Jakarta, Aktual.com — Gerakan Pribumi Indonesia (Geprindo) menilai aparat Kepolisian Polda Metro Jaya telah melakukan tindakan yang keliru dalam pelarangan aksi demonstrasi di depan Gedung Komisi Pemberantasan Korupsi, 2 Juni 2016 lalu. Aksi dilakukan Aliansi Gerakan Selamatkan Jakarta (GSJ).
Direktur Reserse dan Kriminal Umum Polda Metro Jaya, Krisna Murti, beralasan pelarangan tersebut atas dasar Peraturan Gubernur 228 Tahun 2015. Yakni mengenai larangan aksi demonstrasi diluar tiga tempat yang sudah disediakan.
“Pernyataan itu sungguh aneh, terlebih lagi Gubernur Ahok juga ikut-ikutan menyatakan hal yang sama. Padahal setahu saya Pergub 228 sudah dicabut dan diganti dengan Pergub 232 tahun 2015, ini sebuah kesalahan fatal,” tegas Presiden Geprindo, Bastian P Simanjuntak, dalam keterangan tertulisnya, Senin (6/6).
Beberapa perubahan dalam Pergub 228 menjadi Pergub 232, diantaranya menyangkut lokasi yang diperbolehkan untuk berdemo masing-masing Parkir Timur Senayan, Alun-alun demokrasi DPR/MPR RI dan Silang Selatan Monas.
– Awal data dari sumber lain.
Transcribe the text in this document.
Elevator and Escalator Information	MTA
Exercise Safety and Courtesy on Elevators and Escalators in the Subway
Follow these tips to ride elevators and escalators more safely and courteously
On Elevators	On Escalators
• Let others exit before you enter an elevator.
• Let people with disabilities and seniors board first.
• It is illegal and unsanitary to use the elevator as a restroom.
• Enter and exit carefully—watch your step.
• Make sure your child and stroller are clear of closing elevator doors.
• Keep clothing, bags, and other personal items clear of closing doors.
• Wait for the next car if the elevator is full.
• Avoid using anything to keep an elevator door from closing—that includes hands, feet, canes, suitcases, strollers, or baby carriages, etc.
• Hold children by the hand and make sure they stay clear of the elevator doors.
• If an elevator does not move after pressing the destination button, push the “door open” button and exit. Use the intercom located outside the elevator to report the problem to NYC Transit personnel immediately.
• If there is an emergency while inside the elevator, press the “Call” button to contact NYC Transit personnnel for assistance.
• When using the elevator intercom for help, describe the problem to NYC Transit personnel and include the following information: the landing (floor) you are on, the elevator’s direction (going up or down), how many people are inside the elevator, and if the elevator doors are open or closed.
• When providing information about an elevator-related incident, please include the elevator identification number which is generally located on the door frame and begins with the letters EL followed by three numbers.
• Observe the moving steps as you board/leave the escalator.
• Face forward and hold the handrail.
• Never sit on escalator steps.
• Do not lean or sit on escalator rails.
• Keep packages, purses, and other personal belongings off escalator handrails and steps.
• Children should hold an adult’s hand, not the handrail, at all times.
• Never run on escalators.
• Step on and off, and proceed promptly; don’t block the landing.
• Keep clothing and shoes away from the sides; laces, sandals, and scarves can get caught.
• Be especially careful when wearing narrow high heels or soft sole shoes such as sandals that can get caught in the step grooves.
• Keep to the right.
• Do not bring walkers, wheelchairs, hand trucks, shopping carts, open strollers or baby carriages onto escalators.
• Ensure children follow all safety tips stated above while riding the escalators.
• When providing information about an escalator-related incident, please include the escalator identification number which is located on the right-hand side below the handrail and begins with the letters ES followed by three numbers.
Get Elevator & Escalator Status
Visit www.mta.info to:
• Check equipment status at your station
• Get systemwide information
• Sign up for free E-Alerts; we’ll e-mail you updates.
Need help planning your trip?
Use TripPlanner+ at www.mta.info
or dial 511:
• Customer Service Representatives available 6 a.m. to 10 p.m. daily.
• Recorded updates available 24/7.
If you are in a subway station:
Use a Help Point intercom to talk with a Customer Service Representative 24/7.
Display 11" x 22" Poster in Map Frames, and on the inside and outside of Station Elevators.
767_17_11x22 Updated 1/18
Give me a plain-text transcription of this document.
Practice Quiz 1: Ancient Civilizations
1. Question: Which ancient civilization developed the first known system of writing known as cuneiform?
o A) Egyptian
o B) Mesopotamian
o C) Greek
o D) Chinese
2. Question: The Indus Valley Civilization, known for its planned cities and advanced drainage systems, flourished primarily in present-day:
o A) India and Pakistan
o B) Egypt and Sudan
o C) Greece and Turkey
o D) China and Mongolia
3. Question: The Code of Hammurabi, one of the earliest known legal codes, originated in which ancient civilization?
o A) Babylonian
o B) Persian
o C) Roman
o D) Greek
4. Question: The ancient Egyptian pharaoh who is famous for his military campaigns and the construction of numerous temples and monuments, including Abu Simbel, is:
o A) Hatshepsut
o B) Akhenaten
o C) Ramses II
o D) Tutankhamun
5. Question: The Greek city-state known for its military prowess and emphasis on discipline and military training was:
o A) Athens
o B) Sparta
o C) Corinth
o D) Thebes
Ketiga lokasi tersebut dalam Pergub 232 dihapus, penghapusan juga menyangkut waktu aksi pukul 06.00-18.00 WIB.
Pergub 232 juga menghapuskan larangan demo berkonvoi, jual-beli makanan/minuman pada saat aksi berlangsung, serta penghapusan aturan mengenai pembubaran aksi oleh Satpol PP dan atau polisi bila aksi digelar diluar 3 lokasi tersebut.
“Dengan demikian Polda Metro Jaya tidak berhak membubarkan massa aksi yang hendak masuk dan berdemo di depan gedung KPK lama. Pada tanggal 2 Juni 2016, saya berada di lokasi, dimana pada saat itu saya melihat aparat kepolisian sangat kasar dalam mengusir massa aksi yang hendak turun dari Metromini tepatnya di depan Gedung KPK lama,” beber Bastian.
Pasukan polisi raider, ungkap dia, dengan menggunakan sepeda motor menghalang-halangi metromini yang membawa massa aksi Geprindo, Laskar Priboemi, Orang Kita, masyarakat korban gusuran pasar ikan, dll. Polisi kemudian menggiring Metromini menjauhi kawasan Gedung KPK.
Bahkan, menurut kesaksian koordinator massa aksi dari korban gusuran pasar ikan, dua Metromini mereka digiring sampai ke depan pintu tol. Demikian juga dengan ribuan massa aksi aliansi GSJ dari KSPI yang telah berhasil memasuki Jalan diseberang Gedung KPK. Mereka akhirnya terpaksa pindah ke gedung KPK baru akibat digiring oleh aparat kepolisian dalam jumlah besar.
“Tindakan kasar aparat kepolisian terhadap massa aksi sudah mengancam demokrasi kita yang selama ini sudah berjalan dengan baik paska reformasi 98, apalagi jika ternyata Polda Metro Jaya salah menggunakan payung hukum yaitu menggunakan Pergub 228 yang sudah tidak berlaku lagi,” kata Bastian.
“Ternyata polisi salah menggunakan dasar hukum, apa yang akan terjadi sungguh memalukan. Ini sangat berbahaya bagi demokrasi ke depannya. Saya berharap Kapolda segera mengklarifikasi dan memohon maaf atas kesalahan yang telah dilakukan oleh jajaran di bawahnya dan hal ini tidak boleh terjadi lagi,” sambungnya.